Toni Massaro, Regents’ Professor, Milton O. Riepe Chair in Constitutional Law, and Dean Emerita at the University of Arizona College of Law, and Helen Norton, Professor of Law at the University of Colorado Law School, discuss whether Artificial Intelligences might ever gain free speech rights. After all, as Citizens United affirmed, lots of non-human entities have at least some aspects of a right to free speech.

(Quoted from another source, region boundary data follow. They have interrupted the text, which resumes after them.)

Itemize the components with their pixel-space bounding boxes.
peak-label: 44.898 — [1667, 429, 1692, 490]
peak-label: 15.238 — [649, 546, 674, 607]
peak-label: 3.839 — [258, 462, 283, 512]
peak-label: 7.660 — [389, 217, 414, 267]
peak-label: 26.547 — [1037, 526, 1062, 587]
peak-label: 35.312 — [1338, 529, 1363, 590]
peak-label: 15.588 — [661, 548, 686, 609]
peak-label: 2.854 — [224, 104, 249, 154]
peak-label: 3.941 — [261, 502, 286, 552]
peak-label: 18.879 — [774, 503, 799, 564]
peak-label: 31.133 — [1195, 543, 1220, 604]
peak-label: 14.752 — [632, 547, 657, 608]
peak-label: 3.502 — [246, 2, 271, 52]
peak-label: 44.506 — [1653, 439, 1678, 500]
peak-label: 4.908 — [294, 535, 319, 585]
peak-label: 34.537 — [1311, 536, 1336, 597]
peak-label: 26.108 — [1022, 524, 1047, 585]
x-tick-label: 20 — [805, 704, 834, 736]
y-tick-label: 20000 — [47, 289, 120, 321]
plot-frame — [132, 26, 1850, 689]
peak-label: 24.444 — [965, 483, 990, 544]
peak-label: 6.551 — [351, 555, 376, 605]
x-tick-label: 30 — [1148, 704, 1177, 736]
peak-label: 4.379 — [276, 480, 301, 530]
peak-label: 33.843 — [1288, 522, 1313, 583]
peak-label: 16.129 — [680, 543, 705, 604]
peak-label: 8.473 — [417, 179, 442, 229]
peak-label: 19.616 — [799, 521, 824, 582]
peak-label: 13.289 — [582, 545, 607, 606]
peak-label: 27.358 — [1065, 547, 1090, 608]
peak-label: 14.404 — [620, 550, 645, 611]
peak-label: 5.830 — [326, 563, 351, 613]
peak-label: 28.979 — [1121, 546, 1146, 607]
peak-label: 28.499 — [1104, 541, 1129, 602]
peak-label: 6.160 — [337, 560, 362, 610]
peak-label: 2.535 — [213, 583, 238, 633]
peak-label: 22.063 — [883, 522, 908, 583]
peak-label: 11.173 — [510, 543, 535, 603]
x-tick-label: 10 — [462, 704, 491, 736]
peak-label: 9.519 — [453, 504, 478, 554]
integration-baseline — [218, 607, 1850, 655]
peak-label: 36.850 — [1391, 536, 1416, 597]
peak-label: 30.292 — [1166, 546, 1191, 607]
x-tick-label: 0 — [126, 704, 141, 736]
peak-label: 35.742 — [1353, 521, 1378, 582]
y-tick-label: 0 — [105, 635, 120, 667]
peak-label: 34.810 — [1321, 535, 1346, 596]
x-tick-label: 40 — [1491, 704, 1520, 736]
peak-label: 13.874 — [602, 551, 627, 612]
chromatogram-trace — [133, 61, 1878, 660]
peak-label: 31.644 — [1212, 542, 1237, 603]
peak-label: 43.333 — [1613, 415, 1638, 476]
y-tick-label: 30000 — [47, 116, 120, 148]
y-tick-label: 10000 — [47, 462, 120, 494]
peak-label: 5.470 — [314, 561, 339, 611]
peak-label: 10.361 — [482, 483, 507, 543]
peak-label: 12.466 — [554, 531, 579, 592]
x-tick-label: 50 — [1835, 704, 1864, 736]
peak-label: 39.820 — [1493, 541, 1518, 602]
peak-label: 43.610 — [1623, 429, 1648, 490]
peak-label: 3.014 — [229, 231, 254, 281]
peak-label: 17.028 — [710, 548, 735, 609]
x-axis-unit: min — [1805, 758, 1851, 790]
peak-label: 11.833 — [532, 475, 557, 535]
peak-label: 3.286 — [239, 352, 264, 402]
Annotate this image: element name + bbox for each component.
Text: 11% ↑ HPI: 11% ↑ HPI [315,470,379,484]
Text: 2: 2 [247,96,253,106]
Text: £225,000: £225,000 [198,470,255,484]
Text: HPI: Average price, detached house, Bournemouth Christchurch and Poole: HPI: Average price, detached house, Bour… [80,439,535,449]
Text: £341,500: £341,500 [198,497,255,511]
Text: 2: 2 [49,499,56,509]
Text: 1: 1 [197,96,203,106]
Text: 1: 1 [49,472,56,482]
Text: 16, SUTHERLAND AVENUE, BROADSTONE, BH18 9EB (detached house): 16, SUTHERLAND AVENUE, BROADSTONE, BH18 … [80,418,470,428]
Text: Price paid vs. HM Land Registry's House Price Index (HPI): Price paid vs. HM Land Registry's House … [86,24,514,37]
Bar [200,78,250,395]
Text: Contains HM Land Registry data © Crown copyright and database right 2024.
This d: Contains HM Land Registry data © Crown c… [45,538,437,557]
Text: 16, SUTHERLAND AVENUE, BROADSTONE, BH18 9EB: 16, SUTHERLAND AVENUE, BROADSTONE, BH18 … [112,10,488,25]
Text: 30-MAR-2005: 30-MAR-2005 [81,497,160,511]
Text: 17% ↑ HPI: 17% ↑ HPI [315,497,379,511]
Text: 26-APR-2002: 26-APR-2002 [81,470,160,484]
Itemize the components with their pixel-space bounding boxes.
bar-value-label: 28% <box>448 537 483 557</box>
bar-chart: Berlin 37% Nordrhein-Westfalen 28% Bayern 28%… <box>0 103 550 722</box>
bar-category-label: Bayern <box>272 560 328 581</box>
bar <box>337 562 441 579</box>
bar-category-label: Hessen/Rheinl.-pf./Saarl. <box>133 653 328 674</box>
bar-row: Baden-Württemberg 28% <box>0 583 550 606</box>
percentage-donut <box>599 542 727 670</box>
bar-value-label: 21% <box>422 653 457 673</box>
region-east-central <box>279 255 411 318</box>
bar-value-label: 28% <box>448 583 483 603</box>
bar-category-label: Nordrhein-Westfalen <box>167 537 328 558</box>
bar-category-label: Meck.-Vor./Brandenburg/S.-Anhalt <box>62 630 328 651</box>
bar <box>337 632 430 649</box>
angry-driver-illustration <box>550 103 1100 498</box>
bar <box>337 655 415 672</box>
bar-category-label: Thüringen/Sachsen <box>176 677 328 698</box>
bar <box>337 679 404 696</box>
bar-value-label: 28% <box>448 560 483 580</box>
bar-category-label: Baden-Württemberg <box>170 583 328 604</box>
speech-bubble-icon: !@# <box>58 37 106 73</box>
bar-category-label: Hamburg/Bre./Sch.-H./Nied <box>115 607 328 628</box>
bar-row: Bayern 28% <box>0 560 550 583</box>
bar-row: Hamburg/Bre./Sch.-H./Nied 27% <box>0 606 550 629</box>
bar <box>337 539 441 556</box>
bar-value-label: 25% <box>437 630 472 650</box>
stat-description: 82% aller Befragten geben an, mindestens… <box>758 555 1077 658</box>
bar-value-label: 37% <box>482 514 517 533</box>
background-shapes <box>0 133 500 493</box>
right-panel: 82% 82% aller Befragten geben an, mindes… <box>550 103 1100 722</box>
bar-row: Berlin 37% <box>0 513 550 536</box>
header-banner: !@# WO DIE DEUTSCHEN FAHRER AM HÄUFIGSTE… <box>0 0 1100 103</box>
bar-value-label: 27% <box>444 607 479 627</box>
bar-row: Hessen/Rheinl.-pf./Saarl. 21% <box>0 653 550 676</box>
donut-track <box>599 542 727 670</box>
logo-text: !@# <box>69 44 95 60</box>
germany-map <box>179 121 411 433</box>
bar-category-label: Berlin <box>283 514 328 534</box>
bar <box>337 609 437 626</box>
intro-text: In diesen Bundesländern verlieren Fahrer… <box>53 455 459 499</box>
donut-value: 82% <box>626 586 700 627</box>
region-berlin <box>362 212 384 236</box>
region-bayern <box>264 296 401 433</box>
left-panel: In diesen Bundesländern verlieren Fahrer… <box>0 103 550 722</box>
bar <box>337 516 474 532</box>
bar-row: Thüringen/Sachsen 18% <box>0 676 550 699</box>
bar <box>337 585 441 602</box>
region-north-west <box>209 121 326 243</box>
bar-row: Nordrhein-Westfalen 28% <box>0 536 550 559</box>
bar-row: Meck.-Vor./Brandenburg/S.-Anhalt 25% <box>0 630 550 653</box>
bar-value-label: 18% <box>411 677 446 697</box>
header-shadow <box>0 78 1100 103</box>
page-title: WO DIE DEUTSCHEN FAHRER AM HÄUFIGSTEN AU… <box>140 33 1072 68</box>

Indeed, it is a question that warrants consideration: do only humans have full free speech rights, or do AIs, also; do sentient beings of any stripe have full free speech rights; and if the answer to either of the latter two is “Yes,” then what’s the threshold of intelligence beyond which such rights must be acknowledged (or granted: is our endowment of inalienable rights imbued by God in humans only, or in other beings, too?), and how do we measure that threshold?
Massaro and Norton, in their paper Siri-ously? Free Speech Rights and Artificial Intelligence look into the question (absent any religious aspect) as it relates specifically to AIs. It’s a paper well worth the read, if only for the thought experiment aspect that is the authors’ purpose.
I’m interested in a particular part of their argument, though, as summarized by The Wall Street Journal Law Blog [emphasis in the original].
The idea becomes less preposterous, according to the scholars, when one focuses not on who or what is doing the speaking, but on who is doing the listening.
Such an approach, emphasizing “expression’s value to listeners” or the “listeners’ enlightenment,” yields “many similarities…between much computer speech and human speech that we already protect,” the professors say.
Listening is a hugely important aspect of our freedom of speech, no doubt. The right of the listener to choose for himself the speech to which he will listen or not listen—the right to assess for himself the value of the speech—is absolutely critical; without it there is no freedom of speech.
But.
The right to choose which speech to which to listen or not can only be derivative of the right to speak freely. After all, if the speech can be blocked in any way, or censored in any form, there can be nothing to which to listen, and so no choice of listening can exist. Within that, the value of the listened-to speech, and of the ignored speech, is in the mind of the speaker first and in the ear of the listener/ignorer second. There is no third. Government’s view, including court’s view, of that value never enters into it.
The authors dilute IMNSHO their argument to a large degree by basing a significant fraction of their argument on the value to a listener of that derivative aspect.